Rich women don't have claws. They have lawyers.
In this week’s top news, Toby Tiangco takes off his shoes in court, while Grace Ibuna and Aleli Arroyo finally answer the trivia, “Who gets to bury Iggy Arroyo?”
I would have loved to write about Toby’s feet but ABS-CBN news already has a full page report on that (what an ahhhmazing display of reporting skills) and I have nothing else to add to it except maybe to note that Toby’s blue and purple striped sock heel goes well with his shock of/shocking/shocked grey hair.
I had little choice but to dissect the private lives of Grace, the third wheel who wasn’t, and Aleli, the wife who narrowly escaped an annulment, instead. It’s not my fault they were everywhere this week, in newspapers, television news programs and even in my neighbor’s dog’s Facebook page.
|I'm loving that sock heel Toby.|
There’s nothing unique about the story really. The husband leaves, starts seeing someone else and dies. The interesting bit starts when the ladies battle it out for the body.
It’s not funny but it’s mildly amusing. There are no episodes requiring the services of bouncers of epic proportions, no scratching of nine inch nails, no tearing of hair and no words deadlier than shrapnel. Instead we see the delicate raising of trimmed eyebrows and the clinking of fine china over legal papers in London, proof that the law has more bite than promises of fidelity at an altar.
Even when they meet in public, hair follicles and makeup remain intact as Grace and Aleli retire to opposite sections of the church with their respective entourages, one group in white and the other in black. The “fight” is so uncharacteristic, it‘s like watching some weird paranormal activity.
Online, the violent reactions are more surprising considering the fact that none of the comment posters are the principal characters in the issue.
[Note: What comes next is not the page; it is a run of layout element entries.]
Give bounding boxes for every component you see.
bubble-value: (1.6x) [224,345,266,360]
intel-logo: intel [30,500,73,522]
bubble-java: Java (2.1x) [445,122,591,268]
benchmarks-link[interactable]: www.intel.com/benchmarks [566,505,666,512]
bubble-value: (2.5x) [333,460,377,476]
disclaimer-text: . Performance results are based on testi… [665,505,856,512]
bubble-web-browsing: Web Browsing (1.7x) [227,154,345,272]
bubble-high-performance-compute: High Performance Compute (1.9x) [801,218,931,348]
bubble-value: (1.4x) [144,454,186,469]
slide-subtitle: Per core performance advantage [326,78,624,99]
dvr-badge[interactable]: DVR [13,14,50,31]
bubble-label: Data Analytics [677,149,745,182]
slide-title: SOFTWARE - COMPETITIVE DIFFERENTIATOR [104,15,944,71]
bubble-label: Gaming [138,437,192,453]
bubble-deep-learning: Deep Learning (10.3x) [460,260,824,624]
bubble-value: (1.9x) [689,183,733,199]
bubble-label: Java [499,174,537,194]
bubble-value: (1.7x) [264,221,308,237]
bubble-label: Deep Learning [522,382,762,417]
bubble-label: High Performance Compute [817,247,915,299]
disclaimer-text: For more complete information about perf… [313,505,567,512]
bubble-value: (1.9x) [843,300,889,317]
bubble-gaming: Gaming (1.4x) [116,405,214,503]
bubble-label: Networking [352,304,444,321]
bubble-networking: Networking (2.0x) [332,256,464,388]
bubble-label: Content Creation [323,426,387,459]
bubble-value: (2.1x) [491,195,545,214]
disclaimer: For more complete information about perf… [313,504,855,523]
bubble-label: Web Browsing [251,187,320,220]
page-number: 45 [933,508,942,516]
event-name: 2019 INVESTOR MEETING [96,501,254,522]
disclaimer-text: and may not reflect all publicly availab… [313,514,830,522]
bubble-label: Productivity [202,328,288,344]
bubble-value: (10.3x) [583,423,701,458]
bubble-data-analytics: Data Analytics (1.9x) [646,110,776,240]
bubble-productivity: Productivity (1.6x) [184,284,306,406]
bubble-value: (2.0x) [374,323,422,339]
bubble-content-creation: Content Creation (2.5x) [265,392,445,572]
Among some online circles, the consensus is to condemn the other woman for conduct unbecoming of a third wheel. We are a Catholic nation after all. Grace should emulate President Erap’s women who respectfully give way to the woman who holds the marriage contract (for people who cannot detect sarcasm an inch away, I'm obviously not being serious here) .
In male offline circles, the type created by bonds forged by 5% alcohol content, the talk is more subdued but in agreement. Perhaps the wife has razor sharp teeth, hence the husband's exit.
Wait a minute, why does it always have to be the women’s fault? Wasn’t there a dead man somewhere in the story too?
And that’s as far as I go. No one has access to the whole story. It’s time to say, “Mind your own business.”